Desorganizando o caos, quem sabe eu chegue na ordem
"It is what each of us seeks in life: a way to navigate through chaos without losing our center." Patti Smith
“È ciò che ciascuno di noi cerca nella propria vita: un modo di navigare nel caos senza perdere il centro.” — Patti Smith
Meus cúmplices e testemunhas, sem vocês eu não vou.
Estou prestes a iniciar o Camino Primitivo, uma das rotas mais antigas do Caminho de Santiago. A ideia de caminhar todos os dias, e ter isso como meu único objetivo, é apaziguadora. Tudo que me desviar dessa meta precisa ser amorosamente afastado.

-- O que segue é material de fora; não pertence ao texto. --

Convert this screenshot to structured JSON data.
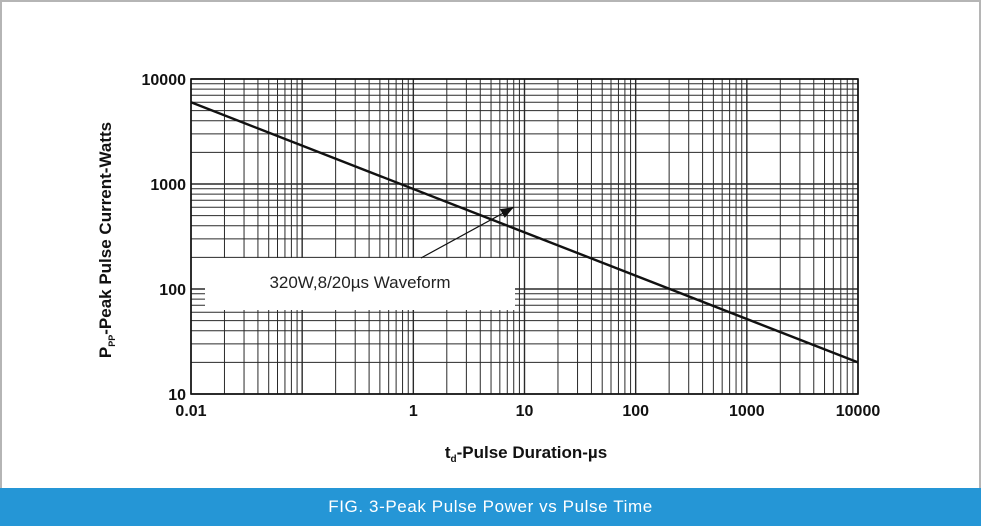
{
  "caption": "FIG. 3-Peak Pulse Power vs Pulse Time",
  "chart_data": {
    "type": "line",
    "title": "",
    "xlabel_main": "t",
    "xlabel_sub": "d",
    "xlabel_rest": "-Pulse Duration-µs",
    "ylabel_main": "P",
    "ylabel_sub": "PP",
    "ylabel_rest": "-Peak  Pulse  Current-Watts",
    "xscale": "log",
    "yscale": "log",
    "xlim": [
      0.01,
      10000
    ],
    "ylim": [
      10,
      10000
    ],
    "x_ticks": [
      0.01,
      1,
      10,
      100,
      1000,
      10000
    ],
    "x_tick_labels": [
      "0.01",
      "1",
      "10",
      "100",
      "1000",
      "10000"
    ],
    "y_ticks": [
      10,
      100,
      1000,
      10000
    ],
    "y_tick_labels": [
      "10",
      "100",
      "1000",
      "10000"
    ],
    "grid": true,
    "series": [
      {
        "x": [
          0.01,
          10000
        ],
        "y": [
          6000,
          20
        ]
      }
    ],
    "annotation": {
      "text": "320W,8/20µs Waveform",
      "arrow_to": [
        8,
        600
      ]
    }
  }
}
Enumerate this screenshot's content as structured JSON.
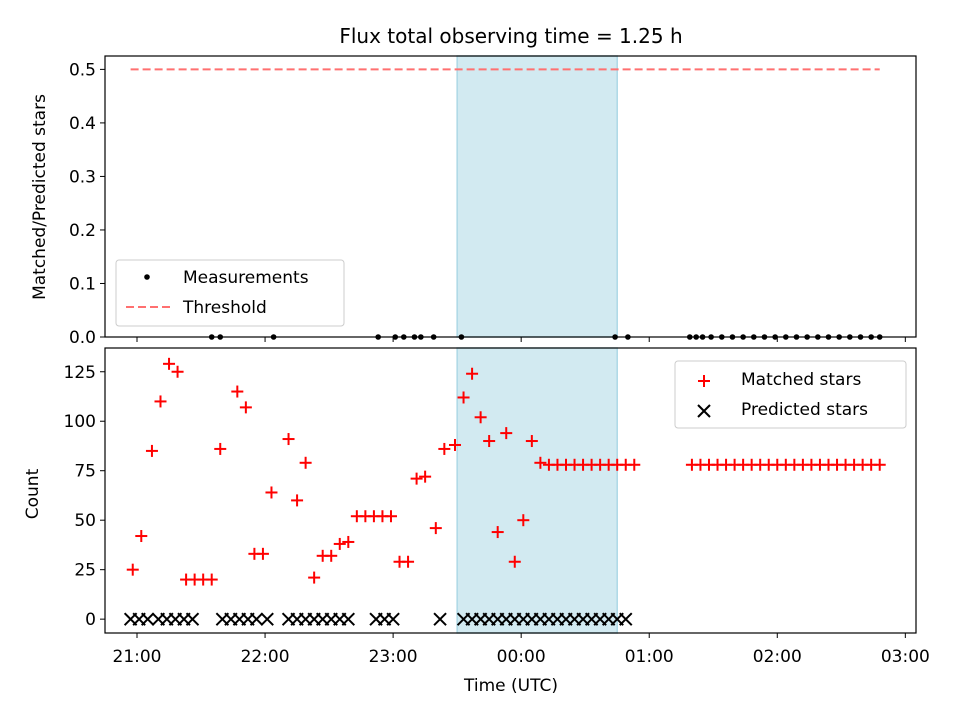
{
  "chart_data": [
    {
      "type": "scatter",
      "title": "Flux total observing time = 1.25 h",
      "xlabel": "",
      "ylabel": "Matched/Predicted stars",
      "xlim": [
        "20:45",
        "03:05"
      ],
      "ylim": [
        0,
        0.525
      ],
      "yticks": [
        "0.0",
        "0.1",
        "0.2",
        "0.3",
        "0.4",
        "0.5"
      ],
      "grid": false,
      "legend_position": "lower-left",
      "observing_window": {
        "start": "23:30",
        "end": "00:45",
        "color": "#add8e6"
      },
      "series": [
        {
          "name": "Measurements",
          "marker": "dot",
          "color": "#000000",
          "x": [
            "21:35",
            "21:39",
            "22:04",
            "22:53",
            "23:01",
            "23:05",
            "23:10",
            "23:13",
            "23:19",
            "23:32",
            "00:44",
            "00:50",
            "01:19",
            "01:22",
            "01:25",
            "01:29",
            "01:34",
            "01:39",
            "01:44",
            "01:49",
            "01:54",
            "01:59",
            "02:04",
            "02:09",
            "02:14",
            "02:19",
            "02:24",
            "02:29",
            "02:34",
            "02:39",
            "02:44",
            "02:48"
          ],
          "y": [
            0,
            0,
            0,
            0,
            0,
            0,
            0,
            0,
            0,
            0,
            0,
            0,
            0,
            0,
            0,
            0,
            0,
            0,
            0,
            0,
            0,
            0,
            0,
            0,
            0,
            0,
            0,
            0,
            0,
            0,
            0,
            0
          ]
        },
        {
          "name": "Threshold",
          "style": "dashed",
          "color": "#ff7070",
          "x": [
            "20:57",
            "02:48"
          ],
          "y": [
            0.5,
            0.5
          ]
        }
      ]
    },
    {
      "type": "scatter",
      "title": "",
      "xlabel": "Time (UTC)",
      "ylabel": "Count",
      "xlim": [
        "20:45",
        "03:05"
      ],
      "ylim": [
        -7,
        137
      ],
      "xticks": [
        "21:00",
        "22:00",
        "23:00",
        "00:00",
        "01:00",
        "02:00",
        "03:00"
      ],
      "yticks": [
        "0",
        "25",
        "50",
        "75",
        "100",
        "125"
      ],
      "grid": false,
      "legend_position": "upper-right",
      "observing_window": {
        "start": "23:30",
        "end": "00:45",
        "color": "#add8e6"
      },
      "series": [
        {
          "name": "Matched stars",
          "marker": "plus",
          "color": "#ff0000",
          "x": [
            "20:58",
            "21:02",
            "21:07",
            "21:11",
            "21:15",
            "21:19",
            "21:23",
            "21:27",
            "21:31",
            "21:35",
            "21:39",
            "21:47",
            "21:51",
            "21:55",
            "21:59",
            "22:03",
            "22:11",
            "22:15",
            "22:19",
            "22:23",
            "22:27",
            "22:31",
            "22:35",
            "22:39",
            "22:43",
            "22:47",
            "22:51",
            "22:55",
            "22:59",
            "23:03",
            "23:07",
            "23:11",
            "23:15",
            "23:20",
            "23:24",
            "23:29",
            "23:33",
            "23:37",
            "23:41",
            "23:45",
            "23:49",
            "23:53",
            "23:57",
            "00:01",
            "00:05",
            "00:09",
            "00:13",
            "00:17",
            "00:21",
            "00:25",
            "00:29",
            "00:33",
            "00:37",
            "00:41",
            "00:45",
            "00:49",
            "00:53",
            "01:20",
            "01:24",
            "01:28",
            "01:32",
            "01:36",
            "01:40",
            "01:44",
            "01:48",
            "01:52",
            "01:56",
            "02:00",
            "02:04",
            "02:08",
            "02:12",
            "02:16",
            "02:20",
            "02:24",
            "02:28",
            "02:32",
            "02:36",
            "02:40",
            "02:44",
            "02:48"
          ],
          "y": [
            25,
            42,
            85,
            110,
            129,
            125,
            20,
            20,
            20,
            20,
            86,
            115,
            107,
            33,
            33,
            64,
            91,
            60,
            79,
            21,
            32,
            32,
            38,
            39,
            52,
            52,
            52,
            52,
            52,
            29,
            29,
            71,
            72,
            46,
            86,
            88,
            112,
            124,
            102,
            90,
            44,
            94,
            29,
            50,
            90,
            79,
            78,
            78,
            78,
            78,
            78,
            78,
            78,
            78,
            78,
            78,
            78,
            78,
            78,
            78,
            78,
            78,
            78,
            78,
            78,
            78,
            78,
            78,
            78,
            78,
            78,
            78,
            78,
            78,
            78,
            78,
            78,
            78,
            78,
            78
          ]
        },
        {
          "name": "Predicted stars",
          "marker": "x",
          "color": "#000000",
          "x": [
            "20:57",
            "21:01",
            "21:05",
            "21:10",
            "21:14",
            "21:18",
            "21:22",
            "21:26",
            "21:40",
            "21:44",
            "21:48",
            "21:52",
            "21:56",
            "22:01",
            "22:11",
            "22:15",
            "22:19",
            "22:23",
            "22:27",
            "22:31",
            "22:35",
            "22:39",
            "22:52",
            "22:56",
            "23:00",
            "23:22",
            "23:33",
            "23:37",
            "23:41",
            "23:45",
            "23:49",
            "23:53",
            "23:57",
            "00:01",
            "00:05",
            "00:09",
            "00:13",
            "00:17",
            "00:21",
            "00:25",
            "00:29",
            "00:33",
            "00:37",
            "00:41",
            "00:45",
            "00:49"
          ],
          "y": [
            0,
            0,
            0,
            0,
            0,
            0,
            0,
            0,
            0,
            0,
            0,
            0,
            0,
            0,
            0,
            0,
            0,
            0,
            0,
            0,
            0,
            0,
            0,
            0,
            0,
            0,
            0,
            0,
            0,
            0,
            0,
            0,
            0,
            0,
            0,
            0,
            0,
            0,
            0,
            0,
            0,
            0,
            0,
            0,
            0,
            0
          ]
        }
      ]
    }
  ]
}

Caminhar como meditação ativa.
E eu aqui, pensando se melhoro meu pobre inglês para falar com outros peregrinos, se pratico mais meu intuitivo espanhol para conversar com os nativos, se aprendo o tailandês falado pelo meu companheiro para ativar memórias e neurônios, ou me aquieto e me comunico com o que sou, com minha linguagem de peixe.
A leitura que me acompanha
Estou lendo Canto jo i la muntanya balla, de Irene Solà — escrito em catalão. Um idioma que carrega ecos de espanhol, francês, português e de toda uma história entrelaçada, e lido em *português brasileiro (e aqui vai meu agradecimento às alunas-amigas portuguesas que me fizeram entender, definitivamente, que nossos “portugueses” são muitos). *Se quiser se deliciar nesse assunto: Latim em pó, de Caetano Galindo. Recomendo.
No livro de Irene Solà, a montanha dança com os mortos, com os fungos, com as águas. A natureza se expressa com mais clareza — como se pedisse que, enfim, escutássemos o óbvio: os seres não humanos também têm voz, personalidade, temperamento, desejos.
E a montanha dança também com as línguas.
“Quando se está só, não é preciso escrever versos em voz baixa.”
PAROLE — palavras que me encontram
Dente-de-leão — planta diurética
Em catalão: pixallits
Pixa = mija
Llits = cama
Ou seja: “mija-camas”
Uma palavra que soa como piada e erva ao mesmo tempo.
Anotar palavras virou também uma forma de caminhar.
RECEITAS PARA SE COMUNICAR EM RODA, EM AMIZADE E AMOR
Assim como os idiomas, as receitas se transformam, atravessam fronteiras e climas:
Habanera
(da região dos Pirineus catalães)
Cafè fort
Rom o licor
Espècies calentes (canyella, nou moscada, de vegades cacau)
Pell de taronja
Sucre o mel
Servit flamejat, en una cassola de fang — calent i dolç com una dansa.
Caffè alla Valdostana
(della Valle D’Aosta, Italia)
Caffè espresso
Grappa o genepì
Zucchero
Scorza di limone
A volte flambato. Servito nella tradizionale grolla, una coppa di legno con più beccucci — pensata per bere in cerchio, senza fretta.
Anche chiamata come Grolla dell’amicizia si chiama così perché, secondo la tradizione, chi voleva rompere un’amicizia o un legame semplicemente rifiutava di bere dalla grolla.
De repente, o que era só uma caminhada vira uma travessia linguística.
Uma arqueologia da escuta.
É isso que o Caminho me promete: um jeito de navegar o caos sem perder o centro — mesmo que o centro se mova.